Exhaustion. For while she’d been rotating his legs, ordering him to move his toes every now and then, she’d sent tingles of her magic through his legs, bypassing his spine entirely. Little pinpricks in his toes—like swarms of fireflies had landed on him. That was all he felt, even as she kept trying to patch up those pathways in his body. What little she could do now, with the small progress she’d made hours ago.
But all that magic … When Yrene had swayed after his last set, he’d called for Kadja. Ordered an armed carriage for the healer.
Yrene, to his surprise, didn’t object. Though he supposed it was hard to, when the healer was nearly asleep on her feet by the time she left, Kadja supporting her. Yrene only murmured something about being on his horse again after breakfast, and was gone.
But perhaps the luck he’d had that afternoon was the last of it.
Hours later, the khagan was not at dinner. He was dining in private with his beloved wife, they said. The unspoken rest of it lay beneath the words: mourning was taking its na
tural course, and politics would be set aside. Chaol had tried to look as understanding as possible.
At least Nesryn seemed to be making some headway with Sartaq, even if the other royals had already grown bored with their presence.
So he dined, so he kept wriggling his toes within his boots, and did not tell anyone, even Nesryn, long after they’d returned to their suite and he’d tumbled off to bed.
He awoke with the dawn, found himself … eager to wash and dress. Found himself eating breakfast as quickly as he could, while Nesryn only raised her brows.
But she, too, was off early to meet Sartaq atop one of the palace’s thirty-six minarets.
There was some holiday tomorrow, to honor one of the thirty-six gods those minarets each represented. Their sea goddess, Tehome. There would be a ceremony at sunrise down by the docks, with all the royals, even the khagan, attending to lay wreaths into the water. Gifts for the Lady of the Great Deep, Nesryn had said. Then a grand feast at the palace come sundown.

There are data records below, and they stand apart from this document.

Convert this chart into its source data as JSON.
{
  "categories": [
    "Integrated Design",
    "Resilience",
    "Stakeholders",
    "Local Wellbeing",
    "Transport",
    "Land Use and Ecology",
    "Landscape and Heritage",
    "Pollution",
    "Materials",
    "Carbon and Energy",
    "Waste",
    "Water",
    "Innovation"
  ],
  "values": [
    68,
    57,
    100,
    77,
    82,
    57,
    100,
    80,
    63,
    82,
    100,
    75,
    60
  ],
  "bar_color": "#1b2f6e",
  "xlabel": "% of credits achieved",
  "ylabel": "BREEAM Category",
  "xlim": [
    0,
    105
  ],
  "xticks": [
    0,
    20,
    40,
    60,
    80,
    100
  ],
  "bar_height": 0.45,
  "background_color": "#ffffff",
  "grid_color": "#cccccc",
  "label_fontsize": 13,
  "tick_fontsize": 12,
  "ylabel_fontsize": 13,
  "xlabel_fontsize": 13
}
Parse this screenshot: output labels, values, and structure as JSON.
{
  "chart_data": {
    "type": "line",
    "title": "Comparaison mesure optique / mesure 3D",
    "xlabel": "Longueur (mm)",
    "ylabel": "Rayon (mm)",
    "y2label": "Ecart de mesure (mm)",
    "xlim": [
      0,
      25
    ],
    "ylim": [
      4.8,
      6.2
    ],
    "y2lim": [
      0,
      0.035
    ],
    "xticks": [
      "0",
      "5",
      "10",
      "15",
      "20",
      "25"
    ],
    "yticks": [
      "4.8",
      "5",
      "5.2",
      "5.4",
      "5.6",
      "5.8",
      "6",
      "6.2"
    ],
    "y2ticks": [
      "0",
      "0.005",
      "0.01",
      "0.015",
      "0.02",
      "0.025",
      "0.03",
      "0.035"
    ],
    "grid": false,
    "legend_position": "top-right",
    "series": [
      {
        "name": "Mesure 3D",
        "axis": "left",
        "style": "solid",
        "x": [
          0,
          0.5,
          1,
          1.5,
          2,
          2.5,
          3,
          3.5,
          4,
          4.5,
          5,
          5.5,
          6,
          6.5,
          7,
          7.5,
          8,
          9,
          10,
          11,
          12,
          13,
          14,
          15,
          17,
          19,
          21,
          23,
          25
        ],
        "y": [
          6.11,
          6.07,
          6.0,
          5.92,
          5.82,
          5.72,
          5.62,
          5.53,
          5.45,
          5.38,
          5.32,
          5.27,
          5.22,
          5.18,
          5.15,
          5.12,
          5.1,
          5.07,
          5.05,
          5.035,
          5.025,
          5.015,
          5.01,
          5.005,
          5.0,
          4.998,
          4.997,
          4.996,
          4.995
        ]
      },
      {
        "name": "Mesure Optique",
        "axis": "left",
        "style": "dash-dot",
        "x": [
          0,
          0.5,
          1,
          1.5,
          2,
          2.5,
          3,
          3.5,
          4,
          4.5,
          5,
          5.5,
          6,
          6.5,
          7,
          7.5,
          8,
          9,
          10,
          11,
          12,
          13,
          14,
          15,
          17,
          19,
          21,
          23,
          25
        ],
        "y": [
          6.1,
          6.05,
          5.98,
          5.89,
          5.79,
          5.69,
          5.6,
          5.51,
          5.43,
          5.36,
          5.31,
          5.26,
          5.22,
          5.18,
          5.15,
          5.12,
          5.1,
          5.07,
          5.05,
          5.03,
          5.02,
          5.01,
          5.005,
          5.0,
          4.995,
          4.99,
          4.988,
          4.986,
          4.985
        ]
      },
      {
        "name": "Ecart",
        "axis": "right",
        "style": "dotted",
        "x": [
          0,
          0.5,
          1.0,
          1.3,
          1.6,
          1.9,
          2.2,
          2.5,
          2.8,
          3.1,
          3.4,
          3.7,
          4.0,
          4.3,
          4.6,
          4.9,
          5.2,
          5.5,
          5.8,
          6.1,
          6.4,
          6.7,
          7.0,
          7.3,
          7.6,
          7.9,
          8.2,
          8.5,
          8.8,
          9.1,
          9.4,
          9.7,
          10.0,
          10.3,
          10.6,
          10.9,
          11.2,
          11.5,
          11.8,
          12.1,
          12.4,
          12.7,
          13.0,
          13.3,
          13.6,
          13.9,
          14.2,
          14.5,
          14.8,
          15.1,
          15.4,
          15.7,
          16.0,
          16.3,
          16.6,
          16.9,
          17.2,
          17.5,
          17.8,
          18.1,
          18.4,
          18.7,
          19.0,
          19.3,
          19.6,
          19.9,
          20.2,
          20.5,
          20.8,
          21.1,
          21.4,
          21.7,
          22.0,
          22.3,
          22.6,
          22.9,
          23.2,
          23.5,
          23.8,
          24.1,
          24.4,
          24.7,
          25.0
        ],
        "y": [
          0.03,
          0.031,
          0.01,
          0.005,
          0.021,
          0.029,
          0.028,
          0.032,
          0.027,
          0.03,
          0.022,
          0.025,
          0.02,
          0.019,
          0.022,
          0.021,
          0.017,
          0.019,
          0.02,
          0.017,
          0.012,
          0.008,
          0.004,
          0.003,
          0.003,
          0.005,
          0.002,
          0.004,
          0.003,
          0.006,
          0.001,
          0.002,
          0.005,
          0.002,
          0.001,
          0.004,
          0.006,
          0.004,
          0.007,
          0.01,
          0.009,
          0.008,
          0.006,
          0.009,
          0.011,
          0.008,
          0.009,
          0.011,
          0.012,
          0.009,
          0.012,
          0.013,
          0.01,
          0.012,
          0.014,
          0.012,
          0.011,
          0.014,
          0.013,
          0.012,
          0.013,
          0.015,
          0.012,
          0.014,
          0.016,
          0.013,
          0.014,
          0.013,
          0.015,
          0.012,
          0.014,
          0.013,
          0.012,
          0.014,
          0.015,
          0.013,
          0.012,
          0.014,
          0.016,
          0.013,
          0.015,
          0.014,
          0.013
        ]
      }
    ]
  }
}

He’d been indifferent about his own holidays back in Adarlan, found them outdated rites to honor forces and elements his ancestors could not explain, and yet the buzz of activity, the wreaths of flowers and seashells being raised within the palace to at last replace the white banners, the scent of shellfish simmering in butter and spices … It intrigued him. Made him see a bit clearer, brighter, as he wheeled through the busy palace toward the courtyard.
The courtyard itself was a melee of arriving and departing vendors, bearing food and decorations and what seemed to be performers. All to beseech their sea goddess for mercy as the late summer gave way to annual violent storms that could rip apart ships and entire towns on the coastline.
Chaol scanned the courtyard for Yrene, flexing his toes. He spotted his horse and her mare alongside it in the few pens by the east wall, but … no sign of her.
She’d been late yesterday, so he waited until a lull in the deliveries before he motioned the stable hands to help him mount. But it was the guard from yesterday—the one who’d aided him most—who came forward when the mare was brought over. Shen, Yrene had called him; she’d greeted the guard as if she knew him well.